BNP Paribas sottolinea che la Cina ha posto l’intelligenza artificiale al centro della sua strategia di sviluppo e sicurezza per espandere il proprio dominio tecnologico. La banca rileva che l’“Iniziativa AI+” di Pechino e il prossimo piano quinquennale 2026-2030 daranno priorità all’intelligenza artificiale per compensare gli ostacoli demografici e di crescita.

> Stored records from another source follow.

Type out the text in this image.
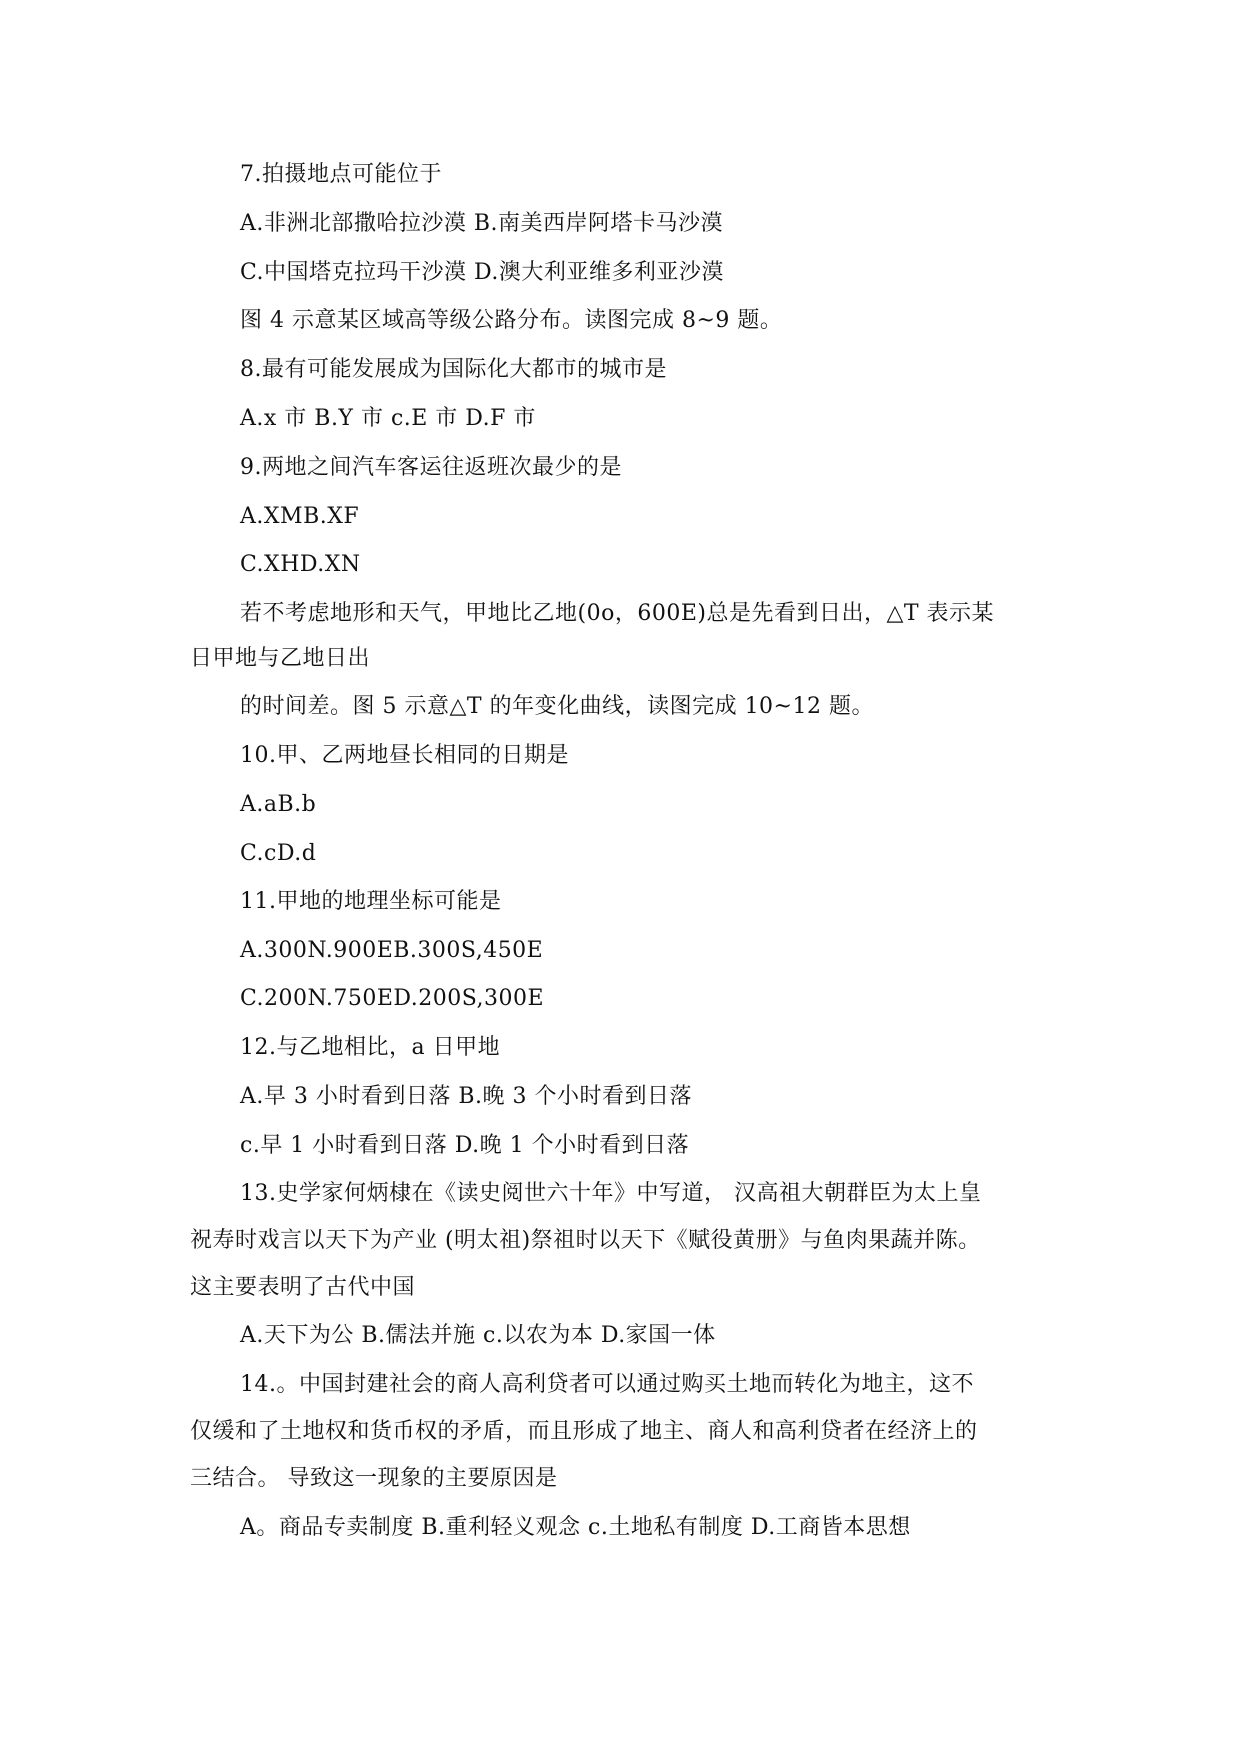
7.拍摄地点可能位于
A.非洲北部撒哈拉沙漠 B.南美西岸阿塔卡马沙漠
C.中国塔克拉玛干沙漠 D.澳大利亚维多利亚沙漠
图 4 示意某区域高等级公路分布。读图完成 8~9 题。
8.最有可能发展成为国际化大都市的城市是
A.x 市 B.Y 市 c.E 市 D.F 市
9.两地之间汽车客运往返班次最少的是
A.XMB.XF
C.XHD.XN
若不考虑地形和天气，甲地比乙地(0o，600E)总是先看到日出，△T 表示某
日甲地与乙地日出
的时间差。图 5 示意△T 的年变化曲线，读图完成 10~12 题。
10.甲、乙两地昼长相同的日期是
A.aB.b
C.cD.d
11.甲地的地理坐标可能是
A.300N.900EB.300S,450E
C.200N.750ED.200S,300E
12.与乙地相比，a 日甲地
A.早 3 小时看到日落 B.晚 3 个小时看到日落
c.早 1 小时看到日落 D.晚 1 个小时看到日落
13.史学家何炳棣在《读史阅世六十年》中写道， 汉高祖大朝群臣为太上皇
祝寿时戏言以天下为产业 (明太祖)祭祖时以天下《赋役黄册》与鱼肉果蔬并陈。
这主要表明了古代中国
A.天下为公 B.儒法并施 c.以农为本 D.家国一体
14.。中国封建社会的商人高利贷者可以通过购买土地而转化为地主，这不
仅缓和了土地权和货币权的矛盾，而且形成了地主、商人和高利贷者在经济上的
三结合。 导致这一现象的主要原因是
A。商品专卖制度 B.重利轻义观念 c.土地私有制度 D.工商皆本思想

Il controllo della Cina sui materiali critici e una forte infrastruttura di intelligenza artificiale sostengono la sua forte posizione nelle catene di fornitura globali di intelligenza artificiale.
Pechino usa l’intelligenza artificiale per la crescita e il potere
“L’intelligenza artificiale è al centro della strategia di Pechino per espandere il dominio tecnologico della Cina su scala globale e rafforzare la sua autonomia e sicurezza nazionale”.
“In un momento in cui la Cina sta adattando i suoi fattori chiave e affrontando le sfide demografiche, si prevede che l’innovazione, lo sviluppo dell’intelligenza artificiale e il suo uso diffuso nel paese stimoleranno miglioramenti della produttività e sosterranno la crescita”.
“Nella corsa all’intelligenza artificiale con gli Stati Uniti, la Cina ha recuperato molto rapidamente negli ultimi anni grazie all’innovazione accelerata e ai massicci investimenti”.
“La Cina ha la strategia, le infrastrutture, l’energia, i materiali critici e il capitale per far avanzare l’intelligenza artificiale”.
“La Cina ha una posizione dominante nell’intelligenza artificiale a livello mondiale”.
(Questo articolo è stato creato utilizzando uno strumento di intelligenza artificiale e rivisto da un editore.)